S. – Son exposition s’inscrit dans la suite de celle qu’il a montée au printemps dernier dans sa galerie à Paris. Je me rappelle y avoir vu un piètement de clavecin de style Louis XVI, suspendu à la manière d’une marionnette à fils. Il me disait l’autre jour qu’il aimerait qu’un claveciniste puisse interpréter dans le vide des pièces baroques sur cet instrument fantôme. Il parlait aussi d’adapter son installation sonore réalisée à partir du disque Vérité du clavecin, en recourant à du matériel de très haute-fidélité. Et puis, on est à près sûr qu’il sera aussi question d’animaux fidèles, sinon domestiques.

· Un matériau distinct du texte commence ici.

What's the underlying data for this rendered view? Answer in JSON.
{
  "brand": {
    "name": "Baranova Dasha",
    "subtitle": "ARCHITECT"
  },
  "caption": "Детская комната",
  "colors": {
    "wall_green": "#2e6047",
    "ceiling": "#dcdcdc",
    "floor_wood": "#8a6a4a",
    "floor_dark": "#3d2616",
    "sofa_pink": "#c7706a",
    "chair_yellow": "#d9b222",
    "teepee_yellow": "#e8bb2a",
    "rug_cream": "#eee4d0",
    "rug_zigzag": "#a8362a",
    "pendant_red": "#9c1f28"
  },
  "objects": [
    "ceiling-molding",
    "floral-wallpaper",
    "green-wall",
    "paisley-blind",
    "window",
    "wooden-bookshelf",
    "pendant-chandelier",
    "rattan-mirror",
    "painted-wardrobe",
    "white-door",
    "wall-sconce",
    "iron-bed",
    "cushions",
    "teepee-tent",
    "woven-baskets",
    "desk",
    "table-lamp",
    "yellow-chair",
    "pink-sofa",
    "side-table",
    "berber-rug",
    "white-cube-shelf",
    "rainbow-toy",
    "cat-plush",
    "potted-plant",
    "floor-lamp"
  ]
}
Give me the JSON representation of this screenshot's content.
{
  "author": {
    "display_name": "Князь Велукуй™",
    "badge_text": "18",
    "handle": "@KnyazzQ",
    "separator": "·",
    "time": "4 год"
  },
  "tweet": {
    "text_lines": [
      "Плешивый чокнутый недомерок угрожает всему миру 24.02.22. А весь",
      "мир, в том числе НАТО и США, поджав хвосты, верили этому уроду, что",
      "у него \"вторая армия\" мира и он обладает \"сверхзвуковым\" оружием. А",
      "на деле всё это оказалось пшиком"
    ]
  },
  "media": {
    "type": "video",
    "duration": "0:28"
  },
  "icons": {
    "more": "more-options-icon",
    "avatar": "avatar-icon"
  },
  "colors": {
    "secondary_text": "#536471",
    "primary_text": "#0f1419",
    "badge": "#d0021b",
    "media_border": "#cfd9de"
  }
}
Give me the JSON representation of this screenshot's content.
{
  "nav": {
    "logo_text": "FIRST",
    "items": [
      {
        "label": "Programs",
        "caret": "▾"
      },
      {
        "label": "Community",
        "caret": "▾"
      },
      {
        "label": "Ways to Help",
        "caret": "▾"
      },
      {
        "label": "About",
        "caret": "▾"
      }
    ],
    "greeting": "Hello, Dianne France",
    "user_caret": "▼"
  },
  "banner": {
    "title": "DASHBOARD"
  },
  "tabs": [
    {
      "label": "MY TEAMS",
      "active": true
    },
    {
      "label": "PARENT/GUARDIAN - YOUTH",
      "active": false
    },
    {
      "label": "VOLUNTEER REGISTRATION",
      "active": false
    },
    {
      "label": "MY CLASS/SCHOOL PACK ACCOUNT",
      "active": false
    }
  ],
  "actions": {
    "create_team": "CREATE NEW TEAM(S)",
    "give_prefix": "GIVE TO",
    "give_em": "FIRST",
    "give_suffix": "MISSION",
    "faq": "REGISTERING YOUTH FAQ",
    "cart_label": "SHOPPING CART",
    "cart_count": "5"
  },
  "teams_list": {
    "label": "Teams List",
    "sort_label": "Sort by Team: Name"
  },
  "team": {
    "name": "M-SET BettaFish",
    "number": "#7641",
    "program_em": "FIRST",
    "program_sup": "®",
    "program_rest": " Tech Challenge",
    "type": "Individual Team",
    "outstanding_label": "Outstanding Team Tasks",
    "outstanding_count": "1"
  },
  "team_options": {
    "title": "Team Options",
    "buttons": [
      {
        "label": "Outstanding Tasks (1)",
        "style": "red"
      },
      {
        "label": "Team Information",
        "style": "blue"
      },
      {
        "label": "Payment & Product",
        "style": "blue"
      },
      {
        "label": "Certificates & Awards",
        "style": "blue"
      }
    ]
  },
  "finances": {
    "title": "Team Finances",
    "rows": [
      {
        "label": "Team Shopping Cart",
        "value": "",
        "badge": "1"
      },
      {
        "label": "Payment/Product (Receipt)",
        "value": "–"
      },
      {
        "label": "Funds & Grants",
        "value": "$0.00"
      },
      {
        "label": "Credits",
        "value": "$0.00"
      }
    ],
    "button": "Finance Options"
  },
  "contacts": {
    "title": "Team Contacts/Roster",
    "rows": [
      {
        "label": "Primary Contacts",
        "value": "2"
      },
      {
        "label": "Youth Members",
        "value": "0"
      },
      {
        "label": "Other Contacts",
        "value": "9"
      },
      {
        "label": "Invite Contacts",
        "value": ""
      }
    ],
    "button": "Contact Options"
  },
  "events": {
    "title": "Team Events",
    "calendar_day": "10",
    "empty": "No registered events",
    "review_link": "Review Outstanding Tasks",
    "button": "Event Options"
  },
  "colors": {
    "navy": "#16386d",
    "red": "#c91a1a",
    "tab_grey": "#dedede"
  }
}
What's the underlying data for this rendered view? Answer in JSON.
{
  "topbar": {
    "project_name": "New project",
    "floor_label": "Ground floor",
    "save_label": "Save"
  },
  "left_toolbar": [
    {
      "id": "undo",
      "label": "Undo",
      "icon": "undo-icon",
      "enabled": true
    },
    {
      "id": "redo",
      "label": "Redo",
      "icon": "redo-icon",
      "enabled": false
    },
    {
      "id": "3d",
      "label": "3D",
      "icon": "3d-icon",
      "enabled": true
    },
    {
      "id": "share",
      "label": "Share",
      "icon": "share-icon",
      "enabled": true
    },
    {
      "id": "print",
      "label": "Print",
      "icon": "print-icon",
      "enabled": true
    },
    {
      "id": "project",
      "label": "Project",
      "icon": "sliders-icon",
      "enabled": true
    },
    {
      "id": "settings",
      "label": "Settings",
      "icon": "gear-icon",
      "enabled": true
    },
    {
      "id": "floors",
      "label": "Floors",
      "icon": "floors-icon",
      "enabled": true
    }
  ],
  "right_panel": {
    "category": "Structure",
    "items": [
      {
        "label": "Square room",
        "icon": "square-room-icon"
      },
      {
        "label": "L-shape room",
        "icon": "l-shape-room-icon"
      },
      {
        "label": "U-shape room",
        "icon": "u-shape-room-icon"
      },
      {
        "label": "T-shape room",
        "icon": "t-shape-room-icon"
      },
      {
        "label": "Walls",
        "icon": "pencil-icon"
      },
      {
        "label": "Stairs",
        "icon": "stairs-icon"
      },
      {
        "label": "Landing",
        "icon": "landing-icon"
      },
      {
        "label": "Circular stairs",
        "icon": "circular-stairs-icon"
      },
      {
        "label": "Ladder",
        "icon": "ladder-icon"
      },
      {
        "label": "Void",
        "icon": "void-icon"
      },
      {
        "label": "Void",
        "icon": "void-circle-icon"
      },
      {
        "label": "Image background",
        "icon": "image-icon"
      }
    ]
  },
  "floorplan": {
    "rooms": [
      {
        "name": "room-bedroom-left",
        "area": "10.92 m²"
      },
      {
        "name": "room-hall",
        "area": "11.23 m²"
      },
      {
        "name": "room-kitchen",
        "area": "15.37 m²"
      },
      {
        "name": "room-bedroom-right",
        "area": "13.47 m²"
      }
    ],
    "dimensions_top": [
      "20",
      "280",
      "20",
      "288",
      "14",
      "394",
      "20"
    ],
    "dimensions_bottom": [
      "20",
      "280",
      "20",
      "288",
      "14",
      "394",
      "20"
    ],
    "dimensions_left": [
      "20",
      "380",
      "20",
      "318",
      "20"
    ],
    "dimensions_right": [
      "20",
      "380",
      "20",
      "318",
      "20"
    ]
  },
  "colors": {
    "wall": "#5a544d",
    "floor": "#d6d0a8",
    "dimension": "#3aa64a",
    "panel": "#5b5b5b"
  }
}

M. – Ça me fait penser au label « La Voix de son maître » avec ce chien qui écoute au pavillon d’un vieux gramophone !
A. – Ah, je comprends mieux maintenant pourquoi il y aura un clavecin et un chien sur le visuel du carton d’invitation et de l’affiche…
S. – C’est encore une drôle d’histoire : un jour, Yann chattait sur Internet avec la photographe finlandaise Elina Brotherus, après avoir posté sur son compte Facebook que son exposition du printemps dernier dans sa galerie s’intitulerait Harpsichord Suites for Still Dogs. Et là, Elina lui apprend qu’elle possède non seulement un chien – ce que Yann savait puisqu’il figure parfois dans ses photos –, mais aussi un clavecin qu’elle a assemblé elle-même à partir d’un kit. Peu après, Elina a tagué une photo d’elle avec son clavecin sur son compte Instagram pour le lui montrer. Évidemment, cela a beaucoup amusé Yann qui lui lui a suggéré, avec la facétie qu’on lui connaît, de faire un autoportrait d’elle avec son clavecin et son chien. Elina l’a fait et la photo est très réussie. Quand Yann m’en a parlé et me l’a montrée, on s’est tout de suite dit que, par rapport à toutes ces histoires autour des récits, réels ou imaginaires, que nous développions cette année, mais aussi par rapport à son travail en général (sa position de lecteur et d’usager des productions d’autres auteurs, les questions qu’il pose quant à l’emprunt, la réinterprétation et la relecture, etc.), cela tombait sous le sens d’utiliser cette photo comme visuel de son exposition personnelle ! Et Elina a dit oui !
A. – J’adore ! Et bien voilà, on les tient les grandes lignes de notre communiqué ! Maintenant, si ça vous dit, on saute dans un train pour aller piquer une tête à Saint-Malo ? Parce qu’ici, il fait vraiment trop chaud…
Elles éteignent leurs ordinateurs et quittent la pièce une bouteille d’eau à la main.